The thought tugged at her brain, pulling her from the sweet memories and lazy procrastination that almost had her sitting back down to try and rest against her desk. An unfortunate incident that happened far too often for her poor back or her deputy's insistence that she wasn't supposed to be a morning alarm.

There was little chance Griffin would actually be asleep yet. Though how that woman managed to function with how early Faragonda knew she would wake for her school yet still find time to partake in her favored celestial pastime of gazing, Faragonda could never figure out. Griffin would always insist it was something to do with her tea, but Faragonda knew the herbal blends Griffin often used almost by heart and none of them would ever create an effect that would match this mystery of the witch. One of many Faragonda loved to explore, test, theorize and just cherish.

She had to make it up to her witch.

Determination to make things right between them flowed through Faragonda. The memories of her brief reminiscing took like kindling to embers for the passion she carried for the possessor of those golden eyes. Suring herself with a deep breath of the calm atmosphere of her office, Faragonda took one look out the window once more. It seemed like such a calm night, stars hidden from the lights of the room, the moon nowhere in sight, though that was to be expected. With a new moon as it was right now, the best time, according to Griffin, for viewing all the distant stars it usually covered up. Hidden constellations so far away even the moon's light could chase them into oblivion.

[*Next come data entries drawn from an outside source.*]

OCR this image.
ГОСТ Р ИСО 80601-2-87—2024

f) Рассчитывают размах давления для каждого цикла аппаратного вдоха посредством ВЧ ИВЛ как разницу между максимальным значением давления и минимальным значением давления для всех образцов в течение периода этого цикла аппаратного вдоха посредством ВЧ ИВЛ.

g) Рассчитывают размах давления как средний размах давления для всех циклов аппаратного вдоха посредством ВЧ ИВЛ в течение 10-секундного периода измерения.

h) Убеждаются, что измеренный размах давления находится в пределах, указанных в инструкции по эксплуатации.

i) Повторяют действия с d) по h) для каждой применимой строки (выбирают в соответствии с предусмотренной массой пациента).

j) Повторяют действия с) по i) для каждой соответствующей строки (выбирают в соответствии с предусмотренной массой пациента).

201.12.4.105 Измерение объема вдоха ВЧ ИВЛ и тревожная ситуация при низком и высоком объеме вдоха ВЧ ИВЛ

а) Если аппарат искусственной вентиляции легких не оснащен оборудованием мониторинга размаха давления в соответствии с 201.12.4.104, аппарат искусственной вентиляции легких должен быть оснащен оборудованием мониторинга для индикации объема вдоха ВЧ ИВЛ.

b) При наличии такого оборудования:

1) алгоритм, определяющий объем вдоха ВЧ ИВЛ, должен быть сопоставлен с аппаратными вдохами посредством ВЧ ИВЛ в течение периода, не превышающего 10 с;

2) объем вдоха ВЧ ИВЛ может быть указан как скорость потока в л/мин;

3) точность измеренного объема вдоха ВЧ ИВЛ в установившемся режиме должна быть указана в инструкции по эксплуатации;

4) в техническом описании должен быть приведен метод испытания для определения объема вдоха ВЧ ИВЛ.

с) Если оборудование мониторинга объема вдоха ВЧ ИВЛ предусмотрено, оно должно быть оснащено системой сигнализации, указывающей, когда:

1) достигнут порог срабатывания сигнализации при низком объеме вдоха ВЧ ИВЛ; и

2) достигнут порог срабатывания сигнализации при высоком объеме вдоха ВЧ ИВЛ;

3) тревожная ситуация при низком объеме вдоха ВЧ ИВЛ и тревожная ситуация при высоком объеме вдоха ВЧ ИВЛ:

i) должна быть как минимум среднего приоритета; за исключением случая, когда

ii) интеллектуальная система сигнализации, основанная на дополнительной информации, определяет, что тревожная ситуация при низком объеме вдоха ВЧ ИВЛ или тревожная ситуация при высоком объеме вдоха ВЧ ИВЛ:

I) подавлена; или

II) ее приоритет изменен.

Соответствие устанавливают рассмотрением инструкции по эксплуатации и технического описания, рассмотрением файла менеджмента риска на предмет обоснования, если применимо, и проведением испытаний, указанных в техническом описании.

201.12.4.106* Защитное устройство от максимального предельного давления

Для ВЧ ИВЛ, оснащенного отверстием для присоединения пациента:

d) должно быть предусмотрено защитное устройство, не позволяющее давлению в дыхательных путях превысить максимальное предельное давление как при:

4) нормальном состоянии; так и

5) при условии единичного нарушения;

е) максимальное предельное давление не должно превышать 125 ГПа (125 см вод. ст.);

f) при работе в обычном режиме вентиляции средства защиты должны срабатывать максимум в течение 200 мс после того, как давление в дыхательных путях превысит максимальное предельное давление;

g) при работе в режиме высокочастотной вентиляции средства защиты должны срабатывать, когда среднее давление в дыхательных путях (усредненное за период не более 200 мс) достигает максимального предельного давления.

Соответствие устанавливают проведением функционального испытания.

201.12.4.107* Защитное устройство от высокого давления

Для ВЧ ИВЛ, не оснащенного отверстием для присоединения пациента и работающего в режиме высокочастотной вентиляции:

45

Faragonda let herself smile briefly at the thought of possibly finding Griffin on one of the many terraces she knew the headmistress used for her gazing, staring up at the stars with that familiar, stunning look of awe and fascination. She knew that probably wasn't the case but for the brief hope, at least in the seconds of fantasy and imagination, her Griffin was happy.

Faragonda finally looked away from the window. Pulling all her senses in and disconnecting herself to her surroundings as she cast the spell. Calling upon all the feelings and memories she usually did to call her magic, that warmth in her chest. Filling her mind with thoughts, and her senses with the idea of Cloud Tower's hallway, right outside the headmistress's office. Griffin probably putting herself to work far better than Faragonda had managed. It would be rude after all to appear in her office directly unannounced, though, the fairy supposed, appearing in the school overall, unexpected was probably not much better. It didn't matter right now though, and honestly who cares if she did what was always considered polite or rude or what not. She had upset Griffin and making it right was what truly mattered right now.

She imagined the quiet echoing the corridors this late at night, the cold shiver that seemed to always be carried in the air of the school, tingling against her spine. The slight musty smell the school seemed to carry and the living thrum of its magic life she could sense just underfoot, barely noticeable to those not as tuned to the school as Griffin had taught her to be. The purple of the walls that always seemed darker than she remembered, like they were newly stained by the feelings and misery used to fuel the dark magic that was Cloud Tower's atmosphere.

Faragonda let herself be lost to these sensations, let herself dissolve into the memories of the school. That small warmth from her chest bubbled and expanded over her. Reaching out to her arms and fingertips, enveloping her shoulders, back, legs down to her toes, covering her with the feeling of her magic. When the feeling began to fade from her, settling back down in her chest, she opened her eyes to see those same purple walls, smell the musty scent that the occupants either didn't mind or were so used to, feel the oppressive weight of emotions invoked to fuel the dark magic that seemed to recognize her as both enemy and old friend.

A quick glance around let her see she was alone in the corridor, no student in sight, only the door that managed to be large and imposing though it was no bigger than any of the other doors in the school. The door that led to Griffin's office. Another mystery, she supposed and often pondered, if the door was magically enchanted that way or if knowledge of the room behind it gave the door such an intimidating aura.